My Framework for Analyzing Workers Compensation Insurance
- Daryl Henry
- Dec 26, 2024
- 4 min read
I’m a big believer in systems. Each line of coverage needs its own checklist. I was writing one of my success stories for workers compensation, and then I decided it would make sense to write down my system for Workers Compensation insurance.
Here are the factors I review when I look at a workers compensation policy:

1. States of operation
Each state has their own nuances… God Bless America. They have different classifications, different rules, and each state needs to be accounted for in the insurance program.
Story of Pain:
One of my clients is a multistate nonprofit organization that operates in both Maryland and DC. The year before they came to me, they were in a long-term relationship with another broker, until one of their employees got hurt at a DC location.
It turns out that DC was not listed as a state on their workers compensation policy. The claim was not covered. The nonprofit had to go to court and pay for the attorneys out of their own pocket.
I see this issue frequently with multi-state operations. Many independent agents never write business outside of their home state, so the rules for multi-state operations can be foreign to them.
2. Classification of the work
Insurance companies determine how much it costs to insure an employee based on the type of work they do. A plumber is riskier to insure than an insurance salesperson.
Sometimes this takes an expert eye to make sure the correct classification is being used.
Most states subscribe to National Council on Compensation Insurance (NCCI). NCCI will write the definitions. It’s up to the insurance broker and the underwriter to read the definitions and make sure that they are properly applied.
Every state has slightly different definitions. Some states, like Pennsylvania and Delaware, write their own definitions entirely.
Story of Triumph:
One of my greatest success stories is with an outpatient mental health program. They were classified as a home health agency. When I discussed the issue with the underwriter, they immediately agreed with my reading of the definitions, changed the classification, and saved the insured 85% on their insurance program.
3. Payroll by classification
Insurance companies determine the size of your business based on payroll. An operation with $1,000,000 in payroll is much larger than an operation with $100,000 in payroll.
Making sure that payroll is properly allocated to the correct classification can make a significant difference.
Story of Triumph:
One of my nonprofit clients had both foster care placement services and outpatient mental health services. They went through an audit and learned that they were going to owe more than $20,000.
I reviewed the audit. All the payroll was going to be assigned to a Social Services class code that cost $2 for every $100 of payroll. That was not the correct read. The payroll for their outpatient mental health program should be in a Doctor’s Office class code that costs $.30 for every $100 of payroll.
When I asked the auditor to reassign the payroll, he immediately agreed.
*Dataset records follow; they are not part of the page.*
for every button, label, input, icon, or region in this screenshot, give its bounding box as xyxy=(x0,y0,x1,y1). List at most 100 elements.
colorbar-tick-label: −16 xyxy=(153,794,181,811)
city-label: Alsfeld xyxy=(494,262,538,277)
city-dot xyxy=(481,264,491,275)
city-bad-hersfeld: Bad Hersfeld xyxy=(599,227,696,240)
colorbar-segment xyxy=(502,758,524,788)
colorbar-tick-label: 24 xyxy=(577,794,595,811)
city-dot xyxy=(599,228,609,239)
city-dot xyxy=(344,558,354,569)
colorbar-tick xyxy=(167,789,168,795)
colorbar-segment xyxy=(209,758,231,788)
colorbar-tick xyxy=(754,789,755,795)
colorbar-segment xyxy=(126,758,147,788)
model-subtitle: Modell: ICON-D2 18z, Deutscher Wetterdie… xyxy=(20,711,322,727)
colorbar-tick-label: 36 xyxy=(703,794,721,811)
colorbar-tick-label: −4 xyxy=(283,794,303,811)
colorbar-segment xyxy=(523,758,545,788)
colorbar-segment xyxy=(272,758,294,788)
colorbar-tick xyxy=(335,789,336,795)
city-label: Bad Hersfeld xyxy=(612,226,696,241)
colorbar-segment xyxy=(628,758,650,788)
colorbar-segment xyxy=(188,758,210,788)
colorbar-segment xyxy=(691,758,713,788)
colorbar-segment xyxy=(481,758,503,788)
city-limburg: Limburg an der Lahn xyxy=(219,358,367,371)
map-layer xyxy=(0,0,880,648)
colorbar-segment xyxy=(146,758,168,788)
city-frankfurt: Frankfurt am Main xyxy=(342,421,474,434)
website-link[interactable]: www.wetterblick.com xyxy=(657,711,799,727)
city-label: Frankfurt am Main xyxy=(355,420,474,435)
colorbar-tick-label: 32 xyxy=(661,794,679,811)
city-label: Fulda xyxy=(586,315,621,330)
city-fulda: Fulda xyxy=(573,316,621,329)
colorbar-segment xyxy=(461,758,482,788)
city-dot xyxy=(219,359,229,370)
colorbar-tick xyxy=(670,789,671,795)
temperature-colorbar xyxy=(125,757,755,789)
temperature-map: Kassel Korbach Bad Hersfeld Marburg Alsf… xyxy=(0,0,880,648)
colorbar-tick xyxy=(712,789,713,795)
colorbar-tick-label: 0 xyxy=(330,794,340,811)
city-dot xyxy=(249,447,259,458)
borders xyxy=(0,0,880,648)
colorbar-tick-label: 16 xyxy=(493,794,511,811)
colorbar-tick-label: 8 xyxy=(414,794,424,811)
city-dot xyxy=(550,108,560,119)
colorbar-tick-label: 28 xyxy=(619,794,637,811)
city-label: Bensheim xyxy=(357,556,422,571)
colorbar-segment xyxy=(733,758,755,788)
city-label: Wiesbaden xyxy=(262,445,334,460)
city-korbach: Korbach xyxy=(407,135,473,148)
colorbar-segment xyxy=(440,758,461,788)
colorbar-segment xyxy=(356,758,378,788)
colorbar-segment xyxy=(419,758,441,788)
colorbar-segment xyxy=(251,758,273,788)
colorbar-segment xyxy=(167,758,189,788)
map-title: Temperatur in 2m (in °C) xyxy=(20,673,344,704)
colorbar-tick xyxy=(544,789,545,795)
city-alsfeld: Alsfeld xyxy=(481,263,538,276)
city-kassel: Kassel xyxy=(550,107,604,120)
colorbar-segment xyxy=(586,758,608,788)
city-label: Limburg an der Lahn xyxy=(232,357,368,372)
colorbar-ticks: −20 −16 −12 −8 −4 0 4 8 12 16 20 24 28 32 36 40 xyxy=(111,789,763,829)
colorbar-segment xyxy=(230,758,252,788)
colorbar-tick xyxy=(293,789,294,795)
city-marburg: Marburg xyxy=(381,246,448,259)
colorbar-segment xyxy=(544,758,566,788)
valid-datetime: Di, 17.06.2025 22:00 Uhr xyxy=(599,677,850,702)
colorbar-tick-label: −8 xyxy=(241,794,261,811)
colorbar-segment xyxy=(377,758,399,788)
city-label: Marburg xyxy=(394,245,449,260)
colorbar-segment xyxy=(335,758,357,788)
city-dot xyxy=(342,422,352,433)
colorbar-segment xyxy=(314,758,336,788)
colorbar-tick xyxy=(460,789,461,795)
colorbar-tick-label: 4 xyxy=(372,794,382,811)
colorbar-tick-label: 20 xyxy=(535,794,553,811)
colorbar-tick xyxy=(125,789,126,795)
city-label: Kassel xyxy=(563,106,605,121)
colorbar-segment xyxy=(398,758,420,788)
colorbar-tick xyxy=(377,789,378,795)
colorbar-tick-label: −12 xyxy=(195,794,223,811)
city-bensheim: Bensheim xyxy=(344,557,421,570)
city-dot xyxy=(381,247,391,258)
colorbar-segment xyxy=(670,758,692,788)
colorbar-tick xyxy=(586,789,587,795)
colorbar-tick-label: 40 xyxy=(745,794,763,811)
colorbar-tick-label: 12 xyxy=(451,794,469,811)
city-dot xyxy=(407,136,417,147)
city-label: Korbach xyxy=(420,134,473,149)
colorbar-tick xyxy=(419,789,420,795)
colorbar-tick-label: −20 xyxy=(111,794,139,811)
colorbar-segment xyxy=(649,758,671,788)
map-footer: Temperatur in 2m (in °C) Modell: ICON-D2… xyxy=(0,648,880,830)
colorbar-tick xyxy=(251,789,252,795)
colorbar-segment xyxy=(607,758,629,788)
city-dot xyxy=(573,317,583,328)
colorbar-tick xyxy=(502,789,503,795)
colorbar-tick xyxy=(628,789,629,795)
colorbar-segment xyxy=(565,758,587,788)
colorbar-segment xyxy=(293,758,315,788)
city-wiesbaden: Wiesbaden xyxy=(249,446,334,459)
This saved the customer more than $17,000 on the audit.
4. Experience Modification Factor
The experience modification factor compares you against your peers based on your claims experience. If you have had more frequent claims or larger claims, you will pay more than similar organizations. If you have had less claims or less frequent claims, you will pay less.
If you have an experience modification factor is over 1, you need to analyze your claims experience and understand what is causing that to happen.
Stories of Pain:
One of my clients had a terrible run of claims that drove their experience modification factor over 2. That means they paid more than double some of their peers strictly based on claims experience. Ouch.
5. Scheduled Debits or Credits by underwriting
There will be a line that shows either “Scheduled Debits” or “Scheduled Credits”. These are discounts or debits that are applied by the underwriter.
Sometimes, a debit will be applied to the account during a period of a time when a client has more claims. If the customer cleans up their act, and nothing is mentioned to the underwriter, the debit will stay on the account.
Story of Pain/Triumph:
I reviewed one prospect’s workers compensation program. Their experience modification factor was .71. That means it was so good they had qualified for a 29% discount compared to their peers.
Except, there was a 25% debit scheduled on the policy by underwriting. After further discussion, it sounded like the insured had some claims history, spent a significant amount of time and money correcting the issue, and had it under control. But no one told underwriting… and they probably left $40,000 on the table because of it.
Conclusion:
This framework is not exhaustive. You can also tell that the factors intertwine with each other. Sometimes a change in the experience modification factor will impact the pricing debits applied by underwriting.
Even so, this checklist helps me identify a lot of basic issues with insurance programs that can be easily corrected.